Que faire ? Comment en parler ? « Inutile d’en parler »,
disent les dogmatiques qui croient que les amis doivent partager la même vision
du monde et qui ne se sont jamais aperçus que le meilleur terreau pour l’amitié
est celui des différences politiques. Dans ce cas, ma foi bien simple, il
suffirait de draper la vérité politique et de dénuder le désir de changer le
monde, la curiosité, le mépris pour les « contents-de-soi » — ce qui
était jadis l’esprit bourgeois — et la mésestime pour les
« plaignards-sans-génie » — ou esprit petit bourgeois. Il est fort
probable que la vérité politique, quand on n’est pas en guerre, a tout intérêt
à être drapée entre amis et dénudée devant les autres. Mais il y a d’autres
vérités plus ancrées dans la chair, des vérités qui s’implantent dans le corps
et sur lesquelles on n’a aucun contrôle. Des vérités qui renversent les rôles
et nous drapent ou nous dénudent au lieu d’être elles-mêmes drapées ou
dénudées. Des vérités masculines. Comme les jugements littéraires. Vous aimez à
la folie l’auteur X que votre ami trouve moche ? Aïe !
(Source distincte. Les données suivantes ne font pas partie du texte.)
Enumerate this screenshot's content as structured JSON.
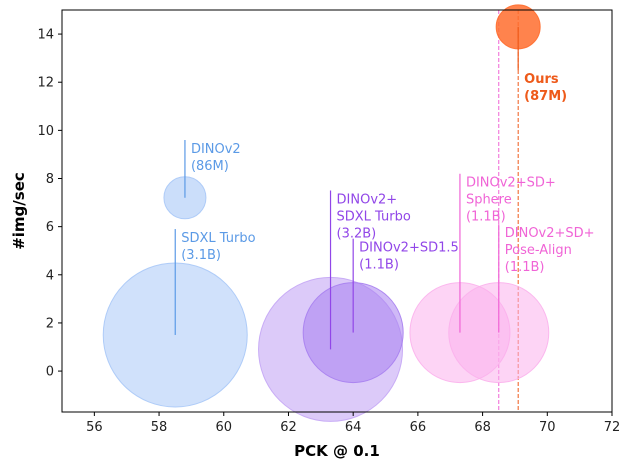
{
  "chart_data": {
    "type": "scatter",
    "title": "",
    "xlabel": "PCK @ 0.1",
    "ylabel": "#img/sec",
    "xlim": [
      55,
      72
    ],
    "ylim": [
      -1.7,
      15
    ],
    "xticks": [
      "56",
      "58",
      "60",
      "62",
      "64",
      "66",
      "68",
      "70",
      "72"
    ],
    "yticks": [
      "0",
      "2",
      "4",
      "6",
      "8",
      "10",
      "12",
      "14"
    ],
    "grid": false,
    "legend": "none",
    "points": [
      {
        "id": "sdxl-turbo",
        "x": 58.5,
        "y": 1.5,
        "size_label": "3.1B",
        "annotation": [
          "SDXL Turbo",
          "(3.1B)"
        ],
        "color": "#a9c8f7",
        "text_color": "#5b9ae6",
        "label_y": 5.9
      },
      {
        "id": "dinov2",
        "x": 58.8,
        "y": 7.2,
        "size_label": "86M",
        "annotation": [
          "DINOv2",
          "(86M)"
        ],
        "color": "#a9c8f7",
        "text_color": "#5b9ae6",
        "label_y": 9.6
      },
      {
        "id": "dinov2-sdxl-turbo",
        "x": 63.3,
        "y": 0.9,
        "size_label": "3.2B",
        "annotation": [
          "DINOv2+",
          "SDXL Turbo",
          "(3.2B)"
        ],
        "color": "#c4a6f5",
        "text_color": "#9146e8",
        "label_y": 7.5
      },
      {
        "id": "dinov2-sd15",
        "x": 64.0,
        "y": 1.6,
        "size_label": "1.1B",
        "annotation": [
          "DINOv2+SD1.5",
          "(1.1B)"
        ],
        "color": "#a77ff0",
        "text_color": "#9146e8",
        "label_y": 5.5
      },
      {
        "id": "dinov2-sd-sphere",
        "x": 67.3,
        "y": 1.6,
        "size_label": "1.1B",
        "annotation": [
          "DINOv2+SD+",
          "Sphere",
          "(1.1B)"
        ],
        "color": "#fbb1ec",
        "text_color": "#f064d6",
        "label_y": 8.2
      },
      {
        "id": "dinov2-sd-pose-align",
        "x": 68.5,
        "y": 1.6,
        "size_label": "1.1B",
        "annotation": [
          "DINOv2+SD+",
          "Pose-Align",
          "(1.1B)"
        ],
        "color": "#fbb1ec",
        "text_color": "#f064d6",
        "label_y": 6.1
      },
      {
        "id": "ours",
        "x": 69.1,
        "y": 14.3,
        "size_label": "87M",
        "annotation": [
          "Ours",
          "(87M)"
        ],
        "color": "#ff6d2e",
        "text_color": "#ee5a1a",
        "label_y": 12.5,
        "bold": true
      }
    ]
  }
}
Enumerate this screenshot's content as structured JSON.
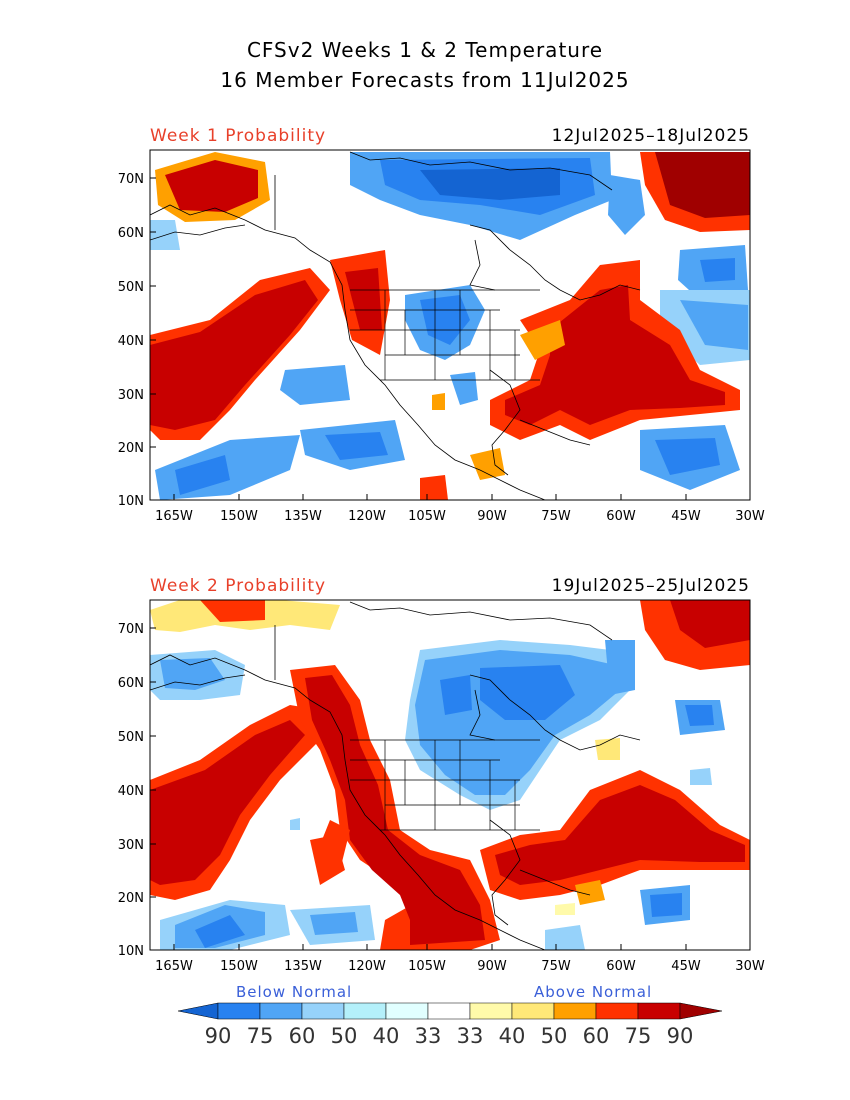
{
  "title": {
    "line1": "CFSv2 Weeks 1 & 2 Temperature",
    "line2": "16 Member Forecasts from 11Jul2025"
  },
  "panels": [
    {
      "label": "Week 1 Probability",
      "dates": "12Jul2025–18Jul2025"
    },
    {
      "label": "Week 2 Probability",
      "dates": "19Jul2025–25Jul2025"
    }
  ],
  "axes": {
    "lat_labels": [
      "70N",
      "60N",
      "50N",
      "40N",
      "30N",
      "20N",
      "10N"
    ],
    "lon_labels": [
      "165W",
      "150W",
      "135W",
      "120W",
      "105W",
      "90W",
      "75W",
      "60W",
      "45W",
      "30W"
    ]
  },
  "legend": {
    "below_label": "Below Normal",
    "above_label": "Above Normal",
    "below_color": "#3a5fd8",
    "above_color": "#3a5fd8",
    "values": [
      "90",
      "75",
      "60",
      "50",
      "40",
      "33",
      "33",
      "40",
      "50",
      "60",
      "75",
      "90"
    ],
    "colors": [
      "#1464d2",
      "#2882f0",
      "#50a5f5",
      "#96d2fa",
      "#b4f0fa",
      "#e1ffff",
      "#ffffff",
      "#fffaaa",
      "#ffe878",
      "#ffa000",
      "#ff3200",
      "#c80000",
      "#a00000"
    ]
  }
}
13 février 2001. Soupçon. Que Marx, Nietzsche et Freud
soient les philosophes du soupçon fait partie du prêt-à-porter de tous ceux qui
ont un tant soit peu fréquenté les salles de classe ou les librairies. On dit
qu’ils nous ont enlevé l’illusion que l’évidence est vraie, qu’ils nous ont
enseigné à « chercher derrière » et à ne pas avoir confiance en ce qui
apparaît clair. Ils nous ont fait comprendre que, si on voulait avoir une
certaine certitude, il fallait ne pas croire aux sornettes que les gens de
pouvoir débitent (ou qu’ils font débiter) et que, au moins pour deux d’entre
eux — Marx et Freud —, il suffisait de suivre leurs méthodes et leurs idées
pour trouver de nouvelles évidences. Ce qu’on oublie souvent c’est que le
soupçon avait été magnifié comme élément de connaissance par les hommes de
science, bien avant la trinité moderne. Que fit Galilée, sinon soupçonner des
théories d’Aristote ? Mais les vrais grands « soupçonneurs »
sont les mathématiciens et, parmi eux, les géomètres excellent dans l’art de
douter : pour penser que, par un point extérieur à une droite, on peut
avoir plus qu’une parallèle ou même aucune, il faut vraiment avoir l’esprit
plus méfiant qu’un policier, un juge ou un mari ! On peut bien critiquer
la science et dire qu’elle érige de nouveaux dogmes, on ne peut passer sous
silence que tous ses « dogmes » sont relatifs. La science, en cela,
est post-moderne. Même trop. Qu’après la technique bâtisse des structures
pratiquement inamovibles, c’est une autre histoire. C’est une histoire
d’économie. De modernité.
14 février 2001. Saint Valentin. J’avais toujours cru que le massacre de la saint Valentin, qui eut
lieu à Chicago le 14 février 1929, avait été une bataille de la guerre
italo-irlandaise pour le contrôle du marché de l’alcool et que Al Capone en
avait été le grand stratège. Eh bien ! non. Même si les retombées vont à
Capone, c’est Mc Gurn (qui, à mon avis, n’a pas un nom tout à fait sicilien)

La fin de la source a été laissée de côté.